Like the friendship at its heart, Cory Finley's superbly controlled rich-kid noir Thoroughbreds gets more complex and intense as it develops. The leads are a pair of posh Connecticut prep school teens, Lily (Split's Anya Taylor-Joy) and Amanda (Bates Motel's Olivia Cooke), one of whom feels too much while the other professes, convincingly, to feel nothing all. They will surprise themselves and each other as they discover that, between them, they have all it takes to plan and possibly execute a murder. They'll surprise audiences, too, as they each reveal themselves capable of decisions more terrible and tender than you might expect.
Posh, porcelain Lily wants to kill the stepdad (Paul Sparks) who rules over her palatial home. And since the guy's a vision of moneyed, muscled menace, you, of course, might be tempted to welcome this.
Thoroughbreds' best trick is to convince us, through the aching stillness of its stars' eyes, that it might not actually be a twisty, twisted noir inspired by the likes of Strangers on a Train. The film, much like teen lives, centers on performance: performance of self, performance of friendship, performance of the perfect life that we might believe at first Lily enjoys.
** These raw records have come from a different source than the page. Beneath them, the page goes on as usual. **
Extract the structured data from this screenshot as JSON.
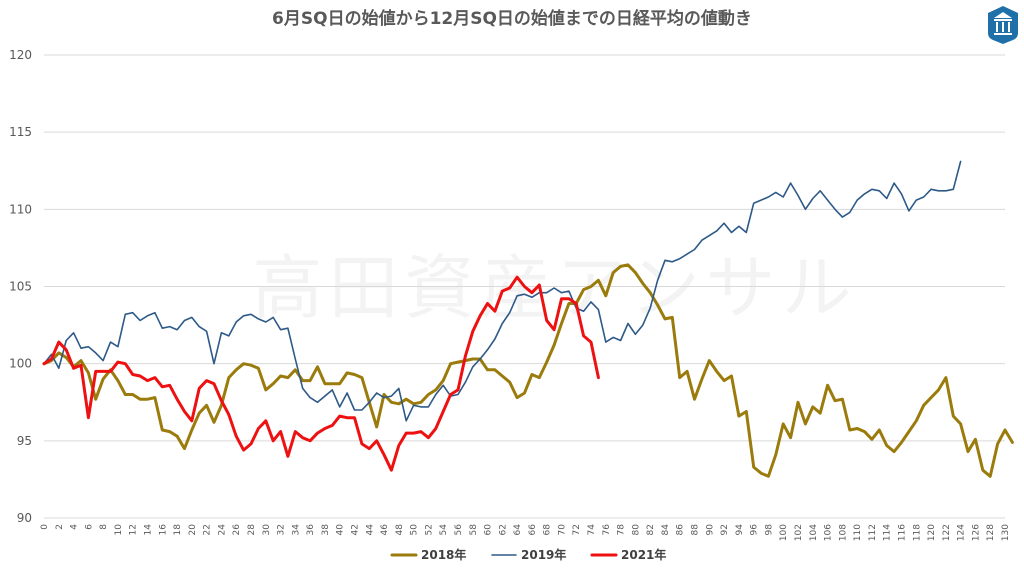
{
  "chart_data": {
    "type": "line",
    "title": "6月SQ日の始値から12月SQ日の始値までの日経平均の値動き",
    "watermark": "高田資産アンサル",
    "logo_icon": "building-logo-icon",
    "xlabel": "",
    "ylabel": "",
    "xlim": [
      0,
      130
    ],
    "ylim": [
      90,
      120
    ],
    "yticks": [
      90,
      95,
      100,
      105,
      110,
      115,
      120
    ],
    "xtick_step": 2,
    "grid": true,
    "legend_position": "bottom",
    "colors": {
      "s2018": "#9A7B0C",
      "s2019": "#2E5A88",
      "s2021": "#EE1111",
      "grid": "#D9D9D9"
    },
    "series": [
      {
        "name": "2018年",
        "color": "#9A7B0C",
        "values": [
          100.0,
          100.2,
          100.7,
          100.4,
          99.8,
          100.2,
          99.4,
          97.7,
          99.0,
          99.6,
          98.9,
          98.0,
          98.0,
          97.7,
          97.7,
          97.8,
          95.7,
          95.6,
          95.3,
          94.5,
          95.7,
          96.8,
          97.3,
          96.2,
          97.3,
          99.1,
          99.6,
          100.0,
          99.9,
          99.7,
          98.3,
          98.7,
          99.2,
          99.1,
          99.6,
          98.9,
          98.9,
          99.8,
          98.7,
          98.7,
          98.7,
          99.4,
          99.3,
          99.1,
          97.5,
          95.9,
          98.0,
          97.5,
          97.4,
          97.7,
          97.4,
          97.5,
          98.0,
          98.3,
          98.9,
          100.0,
          100.1,
          100.2,
          100.3,
          100.3,
          99.6,
          99.6,
          99.2,
          98.8,
          97.8,
          98.1,
          99.3,
          99.1,
          100.1,
          101.2,
          102.6,
          103.9,
          103.9,
          104.8,
          105.0,
          105.4,
          104.4,
          105.9,
          106.3,
          106.4,
          105.9,
          105.2,
          104.6,
          103.8,
          102.9,
          103.0,
          99.1,
          99.5,
          97.7,
          99.0,
          100.2,
          99.5,
          98.9,
          99.2,
          96.6,
          96.9,
          93.3,
          92.9,
          92.7,
          94.1,
          96.1,
          95.2,
          97.5,
          96.1,
          97.2,
          96.8,
          98.6,
          97.6,
          97.7,
          95.7,
          95.8,
          95.6,
          95.1,
          95.7,
          94.7,
          94.3,
          94.9,
          95.6,
          96.3,
          97.3,
          97.8,
          98.3,
          99.1,
          96.6,
          96.1,
          94.3,
          95.1,
          93.1,
          92.7,
          94.8,
          95.7,
          94.9
        ]
      },
      {
        "name": "2019年",
        "color": "#2E5A88",
        "values": [
          100.0,
          100.6,
          99.7,
          101.5,
          102.0,
          101.0,
          101.1,
          100.7,
          100.2,
          101.4,
          101.1,
          103.2,
          103.3,
          102.8,
          103.1,
          103.3,
          102.3,
          102.4,
          102.2,
          102.8,
          103.0,
          102.4,
          102.1,
          100.0,
          102.0,
          101.8,
          102.7,
          103.1,
          103.2,
          102.9,
          102.7,
          103.0,
          102.2,
          102.3,
          100.3,
          98.4,
          97.8,
          97.5,
          97.9,
          98.3,
          97.2,
          98.1,
          97.0,
          97.0,
          97.5,
          98.1,
          97.8,
          97.9,
          98.4,
          96.3,
          97.3,
          97.2,
          97.2,
          98.0,
          98.6,
          97.9,
          98.0,
          98.8,
          99.8,
          100.3,
          100.9,
          101.6,
          102.6,
          103.3,
          104.4,
          104.5,
          104.3,
          104.6,
          104.6,
          104.9,
          104.6,
          104.7,
          103.6,
          103.4,
          104.0,
          103.5,
          101.4,
          101.7,
          101.5,
          102.6,
          101.9,
          102.5,
          103.6,
          105.4,
          106.7,
          106.6,
          106.8,
          107.1,
          107.4,
          108.0,
          108.3,
          108.6,
          109.1,
          108.5,
          108.9,
          108.5,
          110.4,
          110.6,
          110.8,
          111.1,
          110.8,
          111.7,
          110.9,
          110.0,
          110.7,
          111.2,
          110.6,
          110.0,
          109.5,
          109.8,
          110.6,
          111.0,
          111.3,
          111.2,
          110.7,
          111.7,
          111.0,
          109.9,
          110.6,
          110.8,
          111.3,
          111.2,
          111.2,
          111.3,
          113.1
        ]
      },
      {
        "name": "2021年",
        "color": "#EE1111",
        "values": [
          100.0,
          100.3,
          101.4,
          100.9,
          99.7,
          99.9,
          96.5,
          99.5,
          99.5,
          99.5,
          100.1,
          100.0,
          99.3,
          99.2,
          98.9,
          99.1,
          98.5,
          98.6,
          97.7,
          96.9,
          96.3,
          98.4,
          98.9,
          98.7,
          97.6,
          96.7,
          95.3,
          94.4,
          94.8,
          95.8,
          96.3,
          95.0,
          95.6,
          94.0,
          95.6,
          95.2,
          95.0,
          95.5,
          95.8,
          96.0,
          96.6,
          96.5,
          96.5,
          94.8,
          94.5,
          95.0,
          94.1,
          93.1,
          94.7,
          95.5,
          95.5,
          95.6,
          95.2,
          95.8,
          96.9,
          98.0,
          98.3,
          100.5,
          102.1,
          103.1,
          103.9,
          103.4,
          104.7,
          104.9,
          105.6,
          105.0,
          104.6,
          105.1,
          102.8,
          102.2,
          104.2,
          104.2,
          103.9,
          101.8,
          101.4,
          99.1
        ]
      }
    ]
  }
}
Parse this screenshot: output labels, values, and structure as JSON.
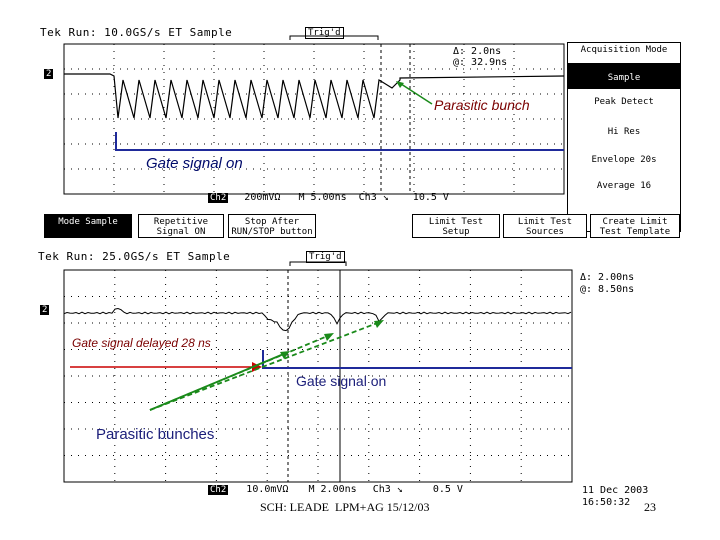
{
  "top_scope": {
    "title": "Tek Run: 10.0GS/s ET Sample",
    "trigger_mark": "Trig'd",
    "channel_marker": "2",
    "cursor_readout": [
      "Δ: 2.0ns",
      "@: 32.9ns"
    ],
    "status_bar": {
      "channel": "Ch2",
      "scale": "200mVΩ",
      "timebase": "M 5.00ns",
      "trigger": "Ch3 ↘",
      "level": "10.5 V"
    },
    "side_menu": [
      {
        "label": "Acquisition Mode",
        "selected": false
      },
      {
        "label": "Sample",
        "selected": true
      },
      {
        "label": "Peak Detect",
        "selected": false
      },
      {
        "label": "Hi Res",
        "selected": false
      },
      {
        "label": "Envelope 20s",
        "selected": false
      },
      {
        "label": "Average 16",
        "selected": false
      }
    ],
    "bottom_menu": [
      {
        "label": "Mode Sample",
        "selected": true
      },
      {
        "label": "Repetitive Signal ON",
        "selected": false
      },
      {
        "label": "Stop After RUN/STOP button",
        "selected": false
      },
      {
        "label": "Limit Test Setup",
        "selected": false
      },
      {
        "label": "Limit Test Sources",
        "selected": false
      },
      {
        "label": "Create Limit Test Template",
        "selected": false
      }
    ],
    "annotations": {
      "parasitic": "Parasitic bunch",
      "gate_on": "Gate signal on"
    }
  },
  "bottom_scope": {
    "title": "Tek Run: 25.0GS/s ET Sample",
    "trigger_mark": "Trig'd",
    "channel_marker": "2",
    "cursor_readout": [
      "Δ: 2.00ns",
      "@: 8.50ns"
    ],
    "status_bar": {
      "channel": "Ch2",
      "scale": "10.0mVΩ",
      "timebase": "M 2.00ns",
      "trigger": "Ch3 ↘",
      "level": "0.5 V"
    },
    "date": "11 Dec 2003",
    "time": "16:50:32",
    "annotations": {
      "delayed": "Gate signal delayed 28 ns",
      "gate_on": "Gate signal on",
      "parasitic": "Parasitic bunches"
    }
  },
  "footer": {
    "text": "SCH: LEADE  LPM+AG 15/12/03",
    "page": "23"
  },
  "colors": {
    "red_arrow": "#cc0000",
    "green_arrow": "#1a8a1a",
    "gate_line": "#1f2a9a",
    "annotation_text": "#7a0000"
  }
}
When Lily suggests that they collaborate on the murder of her stepfather, it's hard to tell which of the girls is nudging the other -- and even, at first, whether they're even serious.
For all the fluid camerawork and exquisite exploitation of cinematic suspense technique, Finley is a playwright with a shrewd sense of act structure, of power dynamics, of revelations that prove as inevitable as they are shocking.